Kementerian Agama Kabupaten Cirebon
PROGRAM PEPELING: Kasi Bimas Islam Kantor Kementerian Agama Kabupaten Cirebon, H Izzudin mendorong calon pengantin untuk peduli lingkungan melalui penanaman pohon, kemarin. Foto: KHOIRUL ANWARUDIN/RADAR CIREBON
0 Komentar

RADARCIREBON.ID – Kantor Kementerian Agama Kabupaten Cirebon terus mendorong kepedulian lingkungan di kalangan calon pengantin (catin) melalui program Pepeling.

Program tersebut diwujudkan dengan imbauan penanaman pohon bagi pasangan yang akan melangsungkan pernikahan.

Kasi Bimas Islam Kantor Kementerian Agama Kabupaten Cirebon, H Izzudin mengatakan, program Pepeling merupakan tindak lanjut dari program Kementerian Agama dan Pemerintah Provinsi Jawa Barat yang bertujuan menumbuhkan kesadaran lingkungan sejak awal membangun rumah tangga.

Baca Juga:Polytama Perkuat Kolaborasi dengan Media, Tegaskan Komitmen KeberlanjutanTargetkan Profesionalisme Saksi, BSN Partai Golkar Gelar Safari dari DPD ke DPD

“Pasangan calon pengantin yang sudah mendaftar di KUA kami imbau untuk menanam pohon sebagai bentuk kepedulian terhadap lingkungan,” ujar H Izzudin.

Menurutnya, penanaman pohon dapat dilakukan di lingkungan rumah maupun di tempat umum seperti masjid, musala, madrasah, dan fasilitas sosial lainnya.

Jenis pohon yang ditanam pun tidak dibatasi. Calon pengantin diberikan kebebasan menyesuaikan dengan kondisi lingkungan di wilayah masing-masing.

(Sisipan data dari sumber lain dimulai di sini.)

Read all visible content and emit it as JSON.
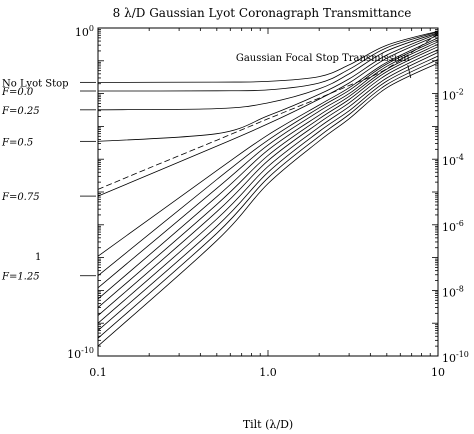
{
  "chart_data": {
    "type": "line",
    "title": "8 λ/D Gaussian Lyot Coronagraph Transmittance",
    "xlabel": "Tilt (λ/D)",
    "x_scale": "log",
    "y_scale": "log",
    "xlim": [
      0.1,
      10
    ],
    "ylim": [
      1e-10,
      1
    ],
    "grid": false,
    "x_ticks": [
      {
        "value": 0.1,
        "label": "0.1"
      },
      {
        "value": 1,
        "label": "1.0"
      },
      {
        "value": 10,
        "label": "10"
      }
    ],
    "y_ticks_left": [
      {
        "value": 1,
        "base": "10",
        "exp": "0"
      },
      {
        "value": 1e-10,
        "base": "10",
        "exp": "-10"
      }
    ],
    "y_ticks_right": [
      {
        "value": 0.01,
        "base": "10",
        "exp": "-2"
      },
      {
        "value": 0.0001,
        "base": "10",
        "exp": "-4"
      },
      {
        "value": 1e-06,
        "base": "10",
        "exp": "-6"
      },
      {
        "value": 1e-08,
        "base": "10",
        "exp": "-8"
      },
      {
        "value": 1e-10,
        "base": "10",
        "exp": "-10"
      }
    ],
    "curve_labels": [
      {
        "text": "No Lyot Stop",
        "level": 0.022,
        "style": "upright"
      },
      {
        "text": "F=0.0",
        "level": 0.012,
        "style": "italic"
      },
      {
        "text": "F=0.25",
        "level": 0.0032,
        "style": "italic"
      },
      {
        "text": "F=0.5",
        "level": 0.00035,
        "style": "italic"
      },
      {
        "text": "F=0.75",
        "level": 7.5e-06,
        "style": "italic"
      },
      {
        "text": "F=1.25",
        "level": 2.8e-08,
        "style": "italic"
      }
    ],
    "side_marks": [
      {
        "text": "1",
        "level": 1.1e-07
      }
    ],
    "annotation": {
      "text": "Gaussian Focal Stop Transmission",
      "x": 2.1,
      "y": 0.08
    },
    "series": [
      {
        "x": [
          0.1,
          0.5,
          1.0,
          2.0,
          3.0,
          5.0,
          10.0
        ],
        "y": [
          0.022,
          0.0224,
          0.0235,
          0.033,
          0.075,
          0.3,
          0.8
        ]
      },
      {
        "x": [
          0.1,
          0.5,
          1.0,
          2.0,
          3.0,
          5.0,
          10.0
        ],
        "y": [
          0.012,
          0.0122,
          0.013,
          0.021,
          0.055,
          0.25,
          0.76
        ]
      },
      {
        "x": [
          0.1,
          0.5,
          1.0,
          2.0,
          3.0,
          5.0,
          10.0
        ],
        "y": [
          0.0032,
          0.0035,
          0.0052,
          0.014,
          0.04,
          0.2,
          0.72
        ]
      },
      {
        "x": [
          0.1,
          0.5,
          1.0,
          2.0,
          3.0,
          5.0,
          10.0
        ],
        "y": [
          0.00035,
          0.0006,
          0.0021,
          0.0095,
          0.028,
          0.15,
          0.68
        ]
      },
      {
        "x": [
          0.1,
          0.5,
          1.0,
          2.0,
          3.0,
          5.0,
          10.0
        ],
        "y": [
          7.5e-06,
          0.00025,
          0.0012,
          0.0068,
          0.021,
          0.12,
          0.6
        ]
      },
      {
        "x": [
          0.1,
          0.5,
          1.0,
          2.0,
          3.0,
          5.0,
          10.0
        ],
        "y": [
          1.1e-07,
          4.5e-05,
          0.00055,
          0.0045,
          0.015,
          0.09,
          0.5
        ]
      },
      {
        "x": [
          0.1,
          0.5,
          1.0,
          2.0,
          3.0,
          5.0,
          10.0
        ],
        "y": [
          2.8e-08,
          2.4e-05,
          0.00038,
          0.0037,
          0.0125,
          0.08,
          0.44
        ]
      },
      {
        "x": [
          0.1,
          0.5,
          1.0,
          2.0,
          3.0,
          5.0,
          10.0
        ],
        "y": [
          1.2e-08,
          1.3e-05,
          0.00027,
          0.0029,
          0.01,
          0.068,
          0.38
        ]
      },
      {
        "x": [
          0.1,
          0.5,
          1.0,
          2.0,
          3.0,
          5.0,
          10.0
        ],
        "y": [
          5.5e-09,
          7.2e-06,
          0.00019,
          0.0022,
          0.0082,
          0.056,
          0.32
        ]
      },
      {
        "x": [
          0.1,
          0.5,
          1.0,
          2.0,
          3.0,
          5.0,
          10.0
        ],
        "y": [
          3e-09,
          4.2e-06,
          0.00013,
          0.0017,
          0.0066,
          0.047,
          0.27
        ]
      },
      {
        "x": [
          0.1,
          0.5,
          1.0,
          2.0,
          3.0,
          5.0,
          10.0
        ],
        "y": [
          1.7e-09,
          2.5e-06,
          9e-05,
          0.0013,
          0.0052,
          0.038,
          0.22
        ]
      },
      {
        "x": [
          0.1,
          0.5,
          1.0,
          2.0,
          3.0,
          5.0,
          10.0
        ],
        "y": [
          1e-09,
          1.5e-06,
          6e-05,
          0.00095,
          0.004,
          0.03,
          0.18
        ]
      },
      {
        "x": [
          0.1,
          0.5,
          1.0,
          2.0,
          3.0,
          5.0,
          10.0
        ],
        "y": [
          6e-10,
          9e-07,
          4e-05,
          0.0007,
          0.003,
          0.024,
          0.14
        ]
      },
      {
        "x": [
          0.1,
          0.5,
          1.0,
          2.0,
          3.0,
          5.0,
          10.0
        ],
        "y": [
          3.5e-10,
          5.5e-07,
          2.7e-05,
          0.0005,
          0.0023,
          0.019,
          0.11
        ]
      },
      {
        "x": [
          0.1,
          0.5,
          1.0,
          2.0,
          3.0,
          5.0,
          10.0
        ],
        "y": [
          2e-10,
          3.3e-07,
          1.8e-05,
          0.00036,
          0.0017,
          0.015,
          0.085
        ]
      },
      {
        "x": [
          0.1,
          0.2,
          0.5,
          1.0,
          2.0,
          3.0,
          5.0,
          10.0
        ],
        "y": [
          1.2e-05,
          5.4e-05,
          0.00038,
          0.0017,
          0.0073,
          0.0176,
          0.057,
          0.67
        ],
        "dash": "6,3"
      }
    ]
  }
}
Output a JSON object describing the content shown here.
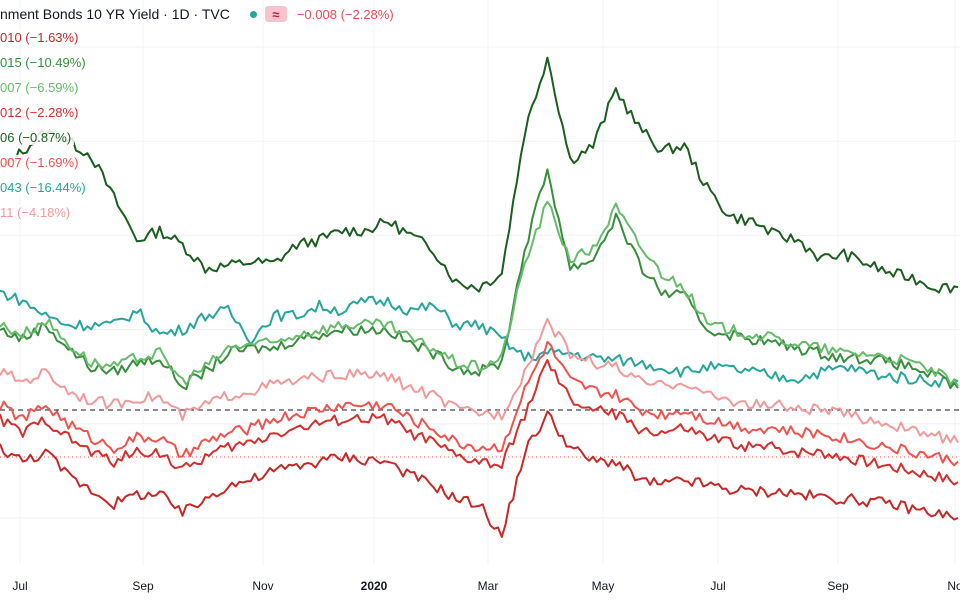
{
  "header": {
    "title": "nment Bonds 10 YR Yield · 1D · TVC",
    "toggle_glyph": "≈",
    "change": "−0.008 (−2.28%)"
  },
  "legend": [
    {
      "text": "010 (−1.63%)",
      "color": "#c62828"
    },
    {
      "text": "015 (−10.49%)",
      "color": "#388e3c"
    },
    {
      "text": "007 (−6.59%)",
      "color": "#66bb6a"
    },
    {
      "text": "012 (−2.28%)",
      "color": "#d32f2f"
    },
    {
      "text": "06 (−0.87%)",
      "color": "#1b5e20"
    },
    {
      "text": "007 (−1.69%)",
      "color": "#ef5350"
    },
    {
      "text": "043 (−16.44%)",
      "color": "#26a69a"
    },
    {
      "text": "11 (−4.18%)",
      "color": "#ef9a9a"
    }
  ],
  "chart_data": {
    "type": "line",
    "x_ticks": [
      {
        "label": "Jul",
        "bold": false
      },
      {
        "label": "Sep",
        "bold": false
      },
      {
        "label": "Nov",
        "bold": false
      },
      {
        "label": "2020",
        "bold": true
      },
      {
        "label": "Mar",
        "bold": false
      },
      {
        "label": "May",
        "bold": false
      },
      {
        "label": "Jul",
        "bold": false
      },
      {
        "label": "Sep",
        "bold": false
      },
      {
        "label": "No",
        "bold": false
      }
    ],
    "series": [
      {
        "color": "#1b5e20",
        "values": [
          2.7,
          2.9,
          3.1,
          3.0,
          2.85,
          2.4,
          1.95,
          2.05,
          1.9,
          1.65,
          1.68,
          1.72,
          1.7,
          1.9,
          1.95,
          2.05,
          2.05,
          2.15,
          2.0,
          1.85,
          1.5,
          1.45,
          1.6,
          3.1,
          3.9,
          2.8,
          2.95,
          3.55,
          3.15,
          2.9,
          2.95,
          2.5,
          2.2,
          2.15,
          2.0,
          1.95,
          1.75,
          1.8,
          1.7,
          1.6,
          1.55,
          1.45,
          1.45
        ]
      },
      {
        "color": "#26a69a",
        "values": [
          1.4,
          1.3,
          1.15,
          1.05,
          1.05,
          1.05,
          1.2,
          0.95,
          1.0,
          1.15,
          1.2,
          0.9,
          1.15,
          1.15,
          1.25,
          1.2,
          1.3,
          1.3,
          1.2,
          1.25,
          1.05,
          1.05,
          0.9,
          0.7,
          0.75,
          0.75,
          0.7,
          0.68,
          0.65,
          0.6,
          0.55,
          0.6,
          0.58,
          0.55,
          0.5,
          0.48,
          0.55,
          0.6,
          0.55,
          0.5,
          0.48,
          0.45,
          0.45
        ]
      },
      {
        "color": "#388e3c",
        "values": [
          1.0,
          0.9,
          1.05,
          0.8,
          0.6,
          0.55,
          0.65,
          0.7,
          0.4,
          0.55,
          0.75,
          0.8,
          0.8,
          0.9,
          0.95,
          1.0,
          1.0,
          1.0,
          0.85,
          0.75,
          0.6,
          0.55,
          0.65,
          1.85,
          2.7,
          1.65,
          1.75,
          2.2,
          1.7,
          1.4,
          1.35,
          1.0,
          0.95,
          0.9,
          0.85,
          0.8,
          0.75,
          0.7,
          0.7,
          0.65,
          0.6,
          0.5,
          0.38
        ]
      },
      {
        "color": "#66bb6a",
        "values": [
          1.05,
          0.95,
          1.1,
          0.85,
          0.65,
          0.6,
          0.7,
          0.75,
          0.45,
          0.6,
          0.8,
          0.85,
          0.85,
          0.95,
          1.0,
          1.05,
          1.05,
          1.05,
          0.9,
          0.8,
          0.65,
          0.6,
          0.7,
          1.7,
          2.35,
          1.75,
          1.85,
          2.3,
          1.9,
          1.6,
          1.45,
          1.05,
          1.0,
          0.95,
          0.9,
          0.85,
          0.8,
          0.75,
          0.75,
          0.7,
          0.65,
          0.55,
          0.4
        ]
      },
      {
        "color": "#ef9a9a",
        "values": [
          0.55,
          0.45,
          0.55,
          0.35,
          0.25,
          0.2,
          0.28,
          0.28,
          0.08,
          0.2,
          0.3,
          0.35,
          0.42,
          0.45,
          0.5,
          0.52,
          0.52,
          0.5,
          0.38,
          0.3,
          0.15,
          0.12,
          0.1,
          0.55,
          1.1,
          0.75,
          0.65,
          0.6,
          0.45,
          0.4,
          0.45,
          0.3,
          0.25,
          0.2,
          0.2,
          0.15,
          0.15,
          0.1,
          0.05,
          0.0,
          -0.08,
          -0.12,
          -0.2
        ]
      },
      {
        "color": "#ef5350",
        "values": [
          0.2,
          0.05,
          0.2,
          0.0,
          -0.15,
          -0.25,
          -0.15,
          -0.15,
          -0.35,
          -0.2,
          -0.1,
          -0.05,
          0.05,
          0.1,
          0.15,
          0.2,
          0.2,
          0.2,
          0.05,
          -0.05,
          -0.2,
          -0.25,
          -0.25,
          0.35,
          0.85,
          0.45,
          0.35,
          0.3,
          0.15,
          0.1,
          0.15,
          0.05,
          0.0,
          -0.05,
          -0.05,
          -0.1,
          -0.1,
          -0.15,
          -0.2,
          -0.25,
          -0.3,
          -0.35,
          -0.4
        ]
      },
      {
        "color": "#d32f2f",
        "values": [
          0.05,
          -0.1,
          0.05,
          -0.15,
          -0.3,
          -0.4,
          -0.3,
          -0.3,
          -0.5,
          -0.35,
          -0.25,
          -0.2,
          -0.1,
          -0.05,
          0.0,
          0.05,
          0.05,
          0.05,
          -0.1,
          -0.2,
          -0.35,
          -0.4,
          -0.45,
          0.1,
          0.65,
          0.25,
          0.15,
          0.1,
          -0.05,
          -0.1,
          -0.05,
          -0.15,
          -0.2,
          -0.25,
          -0.25,
          -0.3,
          -0.3,
          -0.35,
          -0.4,
          -0.45,
          -0.5,
          -0.55,
          -0.62
        ]
      },
      {
        "color": "#c62828",
        "values": [
          -0.25,
          -0.4,
          -0.3,
          -0.55,
          -0.7,
          -0.85,
          -0.75,
          -0.75,
          -0.95,
          -0.8,
          -0.65,
          -0.6,
          -0.5,
          -0.45,
          -0.4,
          -0.35,
          -0.38,
          -0.4,
          -0.55,
          -0.65,
          -0.8,
          -0.85,
          -1.2,
          -0.3,
          0.1,
          -0.25,
          -0.4,
          -0.4,
          -0.6,
          -0.65,
          -0.6,
          -0.65,
          -0.7,
          -0.72,
          -0.72,
          -0.75,
          -0.78,
          -0.8,
          -0.82,
          -0.85,
          -0.9,
          -0.95,
          -1.0
        ]
      }
    ]
  }
}
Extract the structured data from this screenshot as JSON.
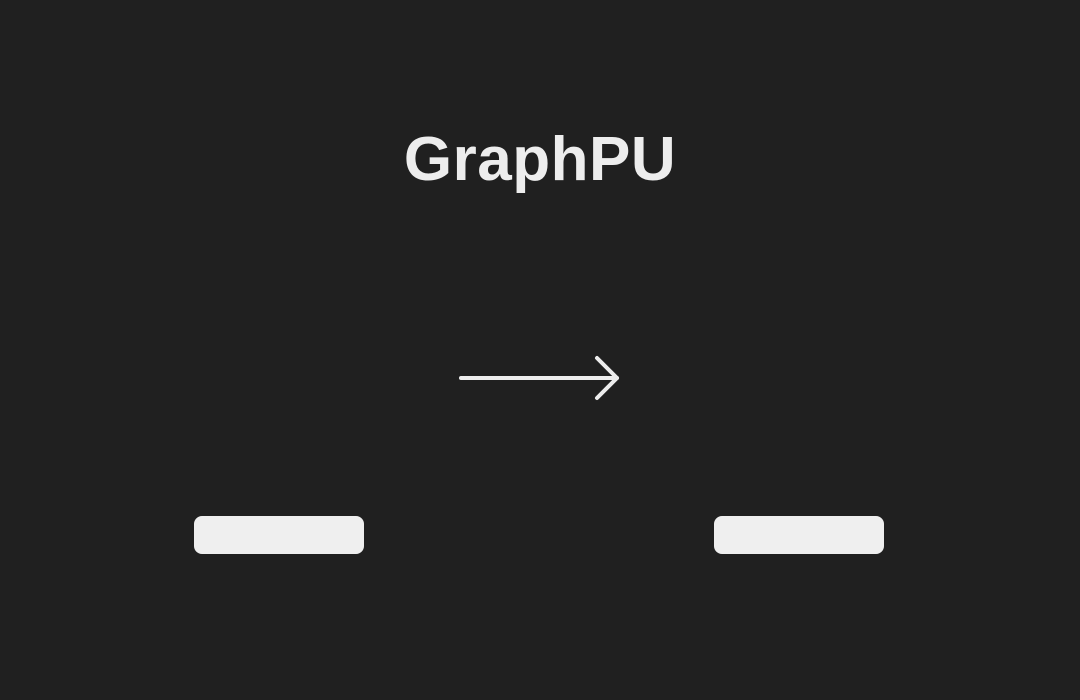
{
  "app": {
    "title": "GraphPU"
  },
  "icons": {
    "arrow": "right-arrow-icon"
  },
  "buttons": {
    "left_label": "",
    "right_label": ""
  },
  "colors": {
    "background": "#202020",
    "foreground": "#ededed",
    "button": "#efefef"
  }
}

“Pohonnya bebas, bisa pohon buah atau tanaman lainnya yang bermanfaat. Yang penting ada kontribusi nyata terhadap pelestarian lingkungan,” katanya.

Lebih lanjut, dijelaskan Izzudin, kegiatan penanaman pohon tersebut biasanya didokumentasikan sebagai bukti partisipasi calon pengantin dalam program Pepeling sebelum melangsungkan akad nikah.

Menurut H Izzudin, program tersebut tidak hanya bertujuan menjaga kelestarian alam, tetapi juga membangun kesadaran sosial dan tanggung jawab pasangan pengantin terhadap lingkungan sekitar.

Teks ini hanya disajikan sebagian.